MENA, Ark. (AP) - The sirens sounded three times across Mena last night, and residents watched several funnel clouds pass harmlessly over town. The fourth siren was for another twister that ended up being a killer.
While many took cover immediately in the basement of the county courthouse, others stayed home, only to glance out their windows just in time to see the black funnel descend on the community just east of the Oklahoma line. At least three people were killed, at least 30 others injured and 600 homes were damaged or destroyed.
Polk County Sheriff Mike Oglesby says the tornado seemed to pop out of nowhere.
The tornado was part of a line of storms that continued wreaking havoc in the South on Friday. The National Weather Service said a tornado destroyed two homes in southwestern Kentucky, and authorities near Nashville, Tenn., said multiple tornado touchdowns were reported.
Oglesby said search & rescue teams had combed through the city's downtown and a neighborhood just west that sustained the brunt of the storm without finding any other victims. The sheriff said he had no reports of anyone else missing in the city of 5,700 in the Ouachita Mountains.
Weather service forecaster John Robinson says an initial survey of the damage suggests the tornado packed winds of at least 136 mph.
Basic tornado safety rules call for people, when warned, to go to the lowest floor in a building and put as many walls as possible between themselves and outside.

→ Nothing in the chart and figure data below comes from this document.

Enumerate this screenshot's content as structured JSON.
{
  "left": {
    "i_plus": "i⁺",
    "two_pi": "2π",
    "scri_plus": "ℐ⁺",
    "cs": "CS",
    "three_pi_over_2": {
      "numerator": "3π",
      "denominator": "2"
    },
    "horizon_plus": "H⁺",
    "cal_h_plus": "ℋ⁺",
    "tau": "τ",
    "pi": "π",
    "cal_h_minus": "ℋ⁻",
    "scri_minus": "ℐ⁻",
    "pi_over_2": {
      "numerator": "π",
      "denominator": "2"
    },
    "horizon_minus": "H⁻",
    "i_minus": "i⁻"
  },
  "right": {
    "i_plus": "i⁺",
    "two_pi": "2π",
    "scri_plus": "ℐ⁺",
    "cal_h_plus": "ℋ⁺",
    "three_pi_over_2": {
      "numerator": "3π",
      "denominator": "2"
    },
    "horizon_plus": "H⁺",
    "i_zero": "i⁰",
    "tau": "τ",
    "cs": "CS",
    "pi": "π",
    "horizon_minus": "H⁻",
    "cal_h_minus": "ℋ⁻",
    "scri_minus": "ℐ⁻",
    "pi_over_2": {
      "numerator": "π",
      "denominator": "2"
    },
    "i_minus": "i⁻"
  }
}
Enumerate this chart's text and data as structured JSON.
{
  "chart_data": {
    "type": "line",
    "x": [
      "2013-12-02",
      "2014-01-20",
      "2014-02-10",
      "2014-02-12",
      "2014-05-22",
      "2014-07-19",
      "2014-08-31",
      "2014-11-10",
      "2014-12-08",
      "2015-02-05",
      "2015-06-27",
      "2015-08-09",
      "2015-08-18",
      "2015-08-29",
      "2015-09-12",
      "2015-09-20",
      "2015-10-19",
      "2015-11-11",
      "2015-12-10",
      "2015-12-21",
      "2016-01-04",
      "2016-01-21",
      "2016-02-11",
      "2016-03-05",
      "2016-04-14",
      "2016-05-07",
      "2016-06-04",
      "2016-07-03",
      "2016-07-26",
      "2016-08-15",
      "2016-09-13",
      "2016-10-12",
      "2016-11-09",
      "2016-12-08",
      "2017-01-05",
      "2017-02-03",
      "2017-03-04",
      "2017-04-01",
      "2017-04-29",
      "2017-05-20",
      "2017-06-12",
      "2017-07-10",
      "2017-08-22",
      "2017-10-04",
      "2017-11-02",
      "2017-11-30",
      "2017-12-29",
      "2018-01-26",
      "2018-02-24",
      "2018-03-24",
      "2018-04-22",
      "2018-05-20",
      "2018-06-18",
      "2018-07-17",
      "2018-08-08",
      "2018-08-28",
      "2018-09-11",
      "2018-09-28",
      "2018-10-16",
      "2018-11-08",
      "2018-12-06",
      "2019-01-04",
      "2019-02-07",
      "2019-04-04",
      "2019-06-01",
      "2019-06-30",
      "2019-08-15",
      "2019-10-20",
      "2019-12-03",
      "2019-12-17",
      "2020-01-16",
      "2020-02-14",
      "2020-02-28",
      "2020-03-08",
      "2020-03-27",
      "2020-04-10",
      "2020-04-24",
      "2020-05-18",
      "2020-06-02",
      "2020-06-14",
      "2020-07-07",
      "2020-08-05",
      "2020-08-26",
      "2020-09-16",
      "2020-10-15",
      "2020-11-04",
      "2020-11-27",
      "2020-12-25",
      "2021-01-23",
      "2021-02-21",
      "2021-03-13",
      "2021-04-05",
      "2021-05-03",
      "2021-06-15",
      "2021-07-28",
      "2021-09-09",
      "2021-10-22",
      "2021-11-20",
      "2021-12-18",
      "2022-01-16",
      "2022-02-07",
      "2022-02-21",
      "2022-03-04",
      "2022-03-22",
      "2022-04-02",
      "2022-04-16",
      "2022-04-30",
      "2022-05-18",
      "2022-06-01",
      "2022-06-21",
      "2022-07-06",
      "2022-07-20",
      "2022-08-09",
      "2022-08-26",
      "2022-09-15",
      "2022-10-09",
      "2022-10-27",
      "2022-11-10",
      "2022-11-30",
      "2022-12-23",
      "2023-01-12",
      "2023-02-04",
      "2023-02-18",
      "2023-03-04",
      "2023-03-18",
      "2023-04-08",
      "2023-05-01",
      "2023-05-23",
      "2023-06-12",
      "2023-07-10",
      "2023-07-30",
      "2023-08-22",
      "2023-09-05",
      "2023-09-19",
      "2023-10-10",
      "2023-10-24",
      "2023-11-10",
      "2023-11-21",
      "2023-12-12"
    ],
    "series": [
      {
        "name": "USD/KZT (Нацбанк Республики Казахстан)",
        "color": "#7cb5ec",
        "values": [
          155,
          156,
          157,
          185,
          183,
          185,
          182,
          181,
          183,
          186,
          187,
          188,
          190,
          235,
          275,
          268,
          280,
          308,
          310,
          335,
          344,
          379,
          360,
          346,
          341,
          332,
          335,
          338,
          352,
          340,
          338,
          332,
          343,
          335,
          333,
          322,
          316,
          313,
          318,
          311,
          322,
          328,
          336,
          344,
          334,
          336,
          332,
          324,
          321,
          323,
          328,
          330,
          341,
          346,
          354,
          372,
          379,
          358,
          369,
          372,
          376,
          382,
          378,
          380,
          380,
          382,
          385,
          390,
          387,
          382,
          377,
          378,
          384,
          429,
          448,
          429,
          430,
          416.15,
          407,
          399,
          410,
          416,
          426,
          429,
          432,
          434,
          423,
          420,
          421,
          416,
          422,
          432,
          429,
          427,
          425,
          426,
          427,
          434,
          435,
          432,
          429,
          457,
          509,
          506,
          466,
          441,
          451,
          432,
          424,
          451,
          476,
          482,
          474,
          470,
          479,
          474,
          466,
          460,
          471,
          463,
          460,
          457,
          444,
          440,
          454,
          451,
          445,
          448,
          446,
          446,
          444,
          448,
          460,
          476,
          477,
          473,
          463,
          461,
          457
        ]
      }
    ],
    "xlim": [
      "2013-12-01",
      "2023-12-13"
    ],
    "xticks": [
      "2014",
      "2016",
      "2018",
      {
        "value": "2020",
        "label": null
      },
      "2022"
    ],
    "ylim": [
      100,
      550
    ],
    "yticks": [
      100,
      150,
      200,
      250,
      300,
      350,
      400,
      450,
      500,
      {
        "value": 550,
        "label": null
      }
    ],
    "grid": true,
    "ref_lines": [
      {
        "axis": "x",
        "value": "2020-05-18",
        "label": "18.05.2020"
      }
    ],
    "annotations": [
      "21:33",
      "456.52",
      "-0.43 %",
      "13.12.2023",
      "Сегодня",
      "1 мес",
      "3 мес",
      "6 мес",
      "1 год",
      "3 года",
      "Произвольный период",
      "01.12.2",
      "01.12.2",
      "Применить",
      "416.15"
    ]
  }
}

A warning was posted at 7:24 p.m. Thursday night for areas north of Mena and another one went up for the community at 8:01 p.m. - nine minutes before it hit. The reason for four separate sirens wasn't immediately clear, but Robinson said some communities cannot run their sirens continuously because their motors will burn up.
The twice-monthly meeting of the Mena's chapter of the Order of the Eastern Star had been going on uninterrupted, the 19 people inside only faintly hearing the sirens through the building's cinderblock walls.
Attendee Thurman Allen says they were ready to get out of the building when the twister hit.
The storm tore down the Masonic hall's walls, collapsing the roof on one woman, killing her.
The winds pulled the shoes off the women who were at the meeting.
Emergency Coordinattor James Reeves says others killed in the Mena storm were found in a collapsed house and in a front yard.
The storm also took out numerous businesses and but through the city's industrial park.